Turning an agent into a host

The code change to make a local MAF agent hostable is small. The dev blog shows a minimal .NET form — drop these few lines into a standard ASP.NET Core app and you've got a hostable agent:

using Microsoft.Agents.AI.Foundry.Hosting;

var builder = WebApplication.CreateBuilder(args);
builder.Services.AddFoundryResponses(agent);

var app = builder.Build();
app.MapFoundryResponses();

app.Run();

The Microsoft Learn documentation shows a fuller, more canonical pattern that uses an AgentHost builder preconfigured for the Foundry hosting environment, plus an explicit protocol registration step:

using Azure.AI.AgentServer.Core;
using Azure.AI.Projects;
using Azure.Identity;
using Microsoft.Agents.AI;
using Microsoft.Agents.AI.Foundry.Hosting;

var projectEndpoint = new Uri(Environment.GetEnvironmentVariable("FOUNDRY_PROJECT_ENDPOINT")
    ?? throw new InvalidOperationException("FOUNDRY_PROJECT_ENDPOINT is not set."));
var deployment = Environment.GetEnvironmentVariable("AZURE_AI_MODEL_DEPLOYMENT_NAME") ?? "gpt-4o";

AIAgent agent = new AIProjectClient(projectEndpoint, new DefaultAzureCredential())
    .AsAIAgent(
        model: deployment,
        instructions: "You are a helpful AI assistant.",
        name: "my-agent");

var builder = AgentHost.CreateBuilder(args);
builder.Services.AddFoundryResponses(agent);
builder.RegisterProtocol("responses", endpoints => endpoints.MapFoundryResponses());

var app = builder.Build();
app.Run();

The two forms aren't really competing.

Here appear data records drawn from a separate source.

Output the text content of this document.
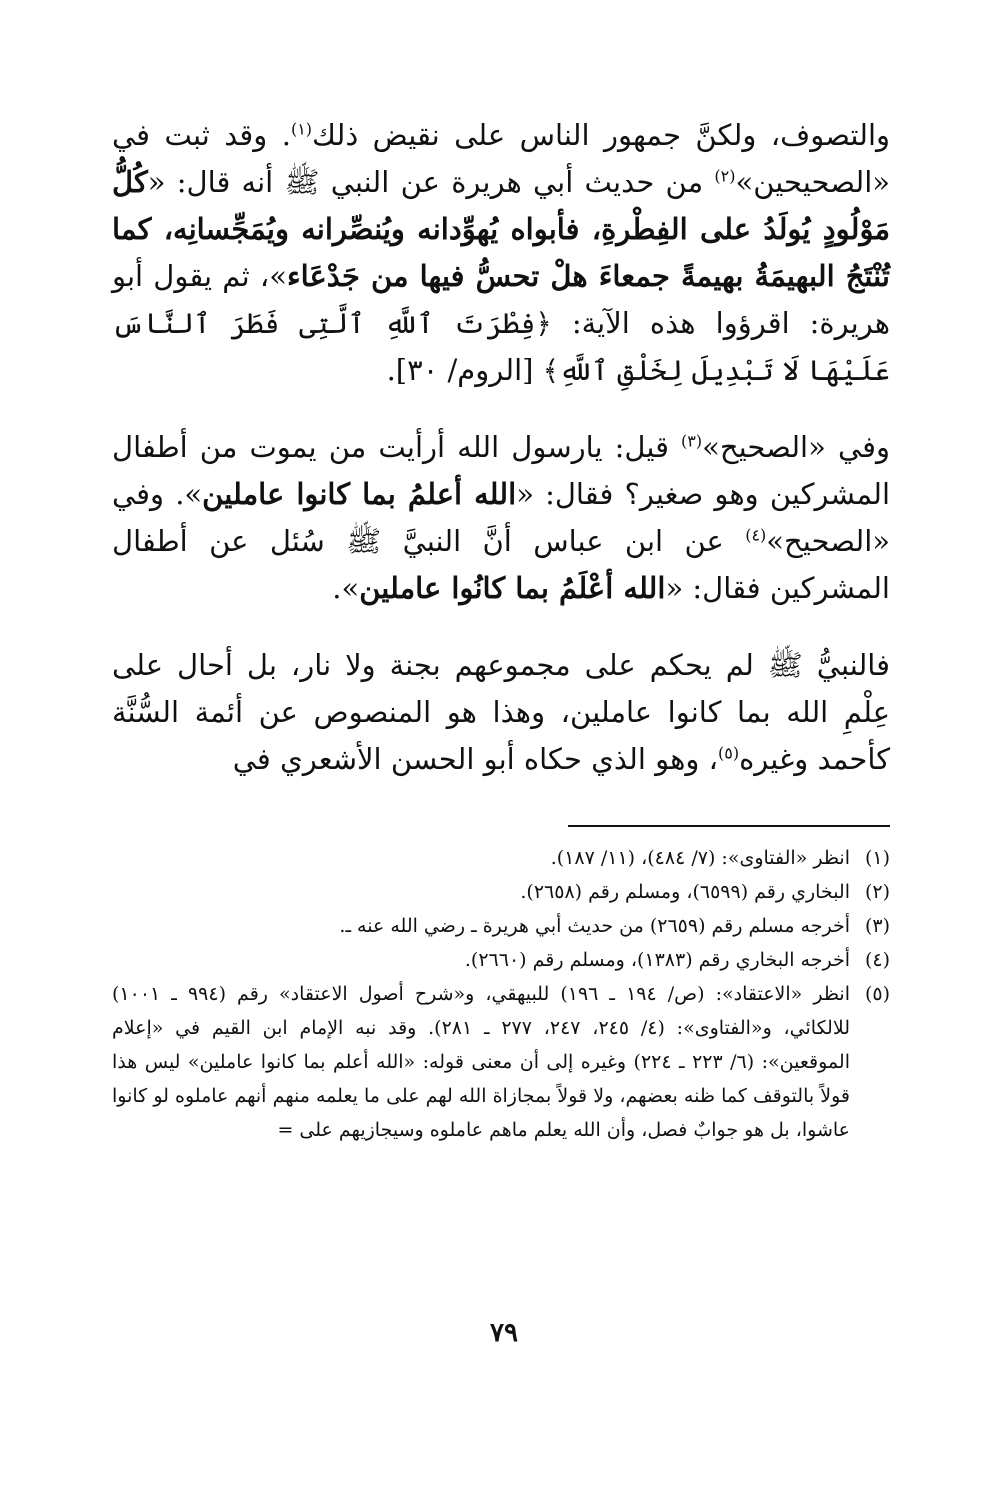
والتصوف، ولكنَّ جمهور الناس على نقيض ذلك$^{(١)}$. وقد ثبت في «الصحيحين»$^{(٢)}$ من حديث أبي هريرة عن النبي ﷺ أنه قال: «كُلُّ مَوْلُودٍ يُولَدُ على الفِطْرةِ، فأبواه يُهوِّدانه ويُنصِّرانه ويُمَجِّسانِه، كما تُنْتَجُ البهيمَةُ بهيمةً جمعاءَ هلْ تحسُّ فيها من جَدْعَاء»، ثم يقول أبو هريرة: اقرؤوا هذه الآية: ﴿فِطْرَتَ ٱللَّهِ ٱلَّتِى فَطَرَ ٱلنَّاسَ عَلَيْهَا لَا تَبْدِيلَ لِخَلْقِ ٱللَّهِ﴾ [الروم/ ٣٠].

وفي «الصحيح»$^{(٣)}$ قيل: يارسول الله أرأيت من يموت من أطفال المشركين وهو صغير؟ فقال: «الله أعلمُ بما كانوا عاملين». وفي «الصحيح»$^{(٤)}$ عن ابن عباس أنَّ النبيَّ ﷺ سُئل عن أطفال المشركين فقال: «الله أعْلَمُ بما كانُوا عاملين».

فالنبيُّ ﷺ لم يحكم على مجموعهم بجنة ولا نار، بل أحال على عِلْمِ الله بما كانوا عاملين، وهذا هو المنصوص عن أئمة السُّنَّة كأحمد وغيره$^{(٥)}$، وهو الذي حكاه أبو الحسن الأشعري في

(١)
انظر «الفتاوى»: (٧/ ٤٨٤)، (١١/ ١٨٧).
(٢)
البخاري رقم (٦٥٩٩)، ومسلم رقم (٢٦٥٨).
(٣)
أخرجه مسلم رقم (٢٦٥٩) من حديث أبي هريرة ـ رضي الله عنه ـ.
(٤)
أخرجه البخاري رقم (١٣٨٣)، ومسلم رقم (٢٦٦٠).
(٥)
انظر «الاعتقاد»: (ص/ ١٩٤ ـ ١٩٦) للبيهقي، و«شرح أصول الاعتقاد» رقم (٩٩٤ ـ ١٠٠١) للالكائي، و«الفتاوى»: (٤/ ٢٤٥، ٢٤٧، ٢٧٧ ـ ٢٨١). وقد نبه الإمام ابن القيم في «إعلام الموقعين»: (٦/ ٢٢٣ ـ ٢٢٤) وغيره إلى أن معنى قوله: «الله أعلم بما كانوا عاملين» ليس هذا قولاً بالتوقف كما ظنه بعضهم، ولا قولاً بمجازاة الله لهم على ما يعلمه منهم أنهم عاملوه لو كانوا عاشوا، بل هو جوابٌ فصل، وأن الله يعلم ماهم عاملوه وسيجازيهم على =
٧٩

The shorter one is the elevator-pitch version — useful for grasping how little ceremony there is. The longer one is what you'd actually write when you want explicit control over which protocols are exposed and how the host is configured. If you plan to surface both Responses and Invocations from the same container, the RegisterProtocol pattern is the way to do it.

In Python, it's even shorter:

server = ResponsesHostServer(agent)
server.run()

Either way, the point Microsoft is making here is that the same agents and workflows you run locally are the ones that run in the sandbox. No rewrite, no separate "production version" of your code drifting away from the prototype.

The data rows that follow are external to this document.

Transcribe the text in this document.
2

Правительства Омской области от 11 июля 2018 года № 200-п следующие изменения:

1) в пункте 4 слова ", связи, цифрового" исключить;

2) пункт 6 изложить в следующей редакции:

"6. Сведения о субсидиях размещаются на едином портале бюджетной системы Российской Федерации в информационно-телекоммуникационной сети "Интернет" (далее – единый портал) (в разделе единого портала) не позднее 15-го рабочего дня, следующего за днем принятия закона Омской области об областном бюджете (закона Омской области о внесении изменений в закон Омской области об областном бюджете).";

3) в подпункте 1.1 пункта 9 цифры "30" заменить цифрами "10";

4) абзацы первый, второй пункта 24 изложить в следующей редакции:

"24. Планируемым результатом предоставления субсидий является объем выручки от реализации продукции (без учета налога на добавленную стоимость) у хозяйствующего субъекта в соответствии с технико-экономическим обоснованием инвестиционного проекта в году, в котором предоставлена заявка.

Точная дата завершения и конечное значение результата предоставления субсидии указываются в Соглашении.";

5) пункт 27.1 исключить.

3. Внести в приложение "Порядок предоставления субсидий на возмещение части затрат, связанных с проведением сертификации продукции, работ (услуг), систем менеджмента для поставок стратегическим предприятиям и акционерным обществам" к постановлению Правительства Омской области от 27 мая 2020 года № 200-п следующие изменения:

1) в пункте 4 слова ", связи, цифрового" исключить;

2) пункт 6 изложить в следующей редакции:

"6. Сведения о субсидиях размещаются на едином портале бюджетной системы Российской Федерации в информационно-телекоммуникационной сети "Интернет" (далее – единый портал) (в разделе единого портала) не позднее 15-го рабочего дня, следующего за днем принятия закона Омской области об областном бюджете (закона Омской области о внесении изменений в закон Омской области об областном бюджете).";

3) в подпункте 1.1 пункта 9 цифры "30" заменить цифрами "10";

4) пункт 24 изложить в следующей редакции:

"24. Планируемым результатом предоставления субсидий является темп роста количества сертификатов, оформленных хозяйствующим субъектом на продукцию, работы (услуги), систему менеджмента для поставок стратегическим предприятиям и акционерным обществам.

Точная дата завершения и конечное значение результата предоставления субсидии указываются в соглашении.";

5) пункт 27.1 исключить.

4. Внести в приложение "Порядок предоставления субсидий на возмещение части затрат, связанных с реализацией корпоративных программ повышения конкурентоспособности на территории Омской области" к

The production niceties you don't have to build

A few things in this integration quietly solve problems that teams normally end up rolling themselves.

Versioning treats every deployment as an immutable snapshot, so canary and blue/green rollouts work out of the box, and rollback is instant. Observability is wired up automatically — APPLICATIONINSIGHTS_CONNECTION_STRING is injected at runtime, which means MAF's OpenTelemetry traces flow into Application Insights without extra configuration. Stateful sessions persist files and state across idle scale-downs. And if you've provisioned a Foundry Toolbox in the same project, the hosted agent can reach into it for the existing tool catalogue via a standard MCP endpoint.

None of these are revolutionary on their own. The value is that they're all there together, and you don't have to assemble them.

Where this sits in the broader picture

The Agent Framework gives you a programming model — chat clients, tools, MCP integrations, context providers, middleware, multi-step workflows — that looks the same in .NET and Python. Foundry Hosted Agents give that model a managed runtime. Microsoft says the integration is heading toward general availability, with more to come.

For teams already prototyping with MAF, the practical question is whether the production benefits outweigh the cost of committing to Foundry as the runtime — and whether the preview status is acceptable for your use case. For many shops in the Microsoft ecosystem, the answer will be straightforward — you're already there. For others, the appeal will depend on how much custom infrastructure they've built around their existing agents.

Agent deployment is one of those topics that splits a room of European architects neatly down the middle — half want managed everything, half want VNet-bound control over every byte. It's exactly the kind of debate that fills the corridors at ECS, where the questions about where production agents actually belong tend to be louder than the answers.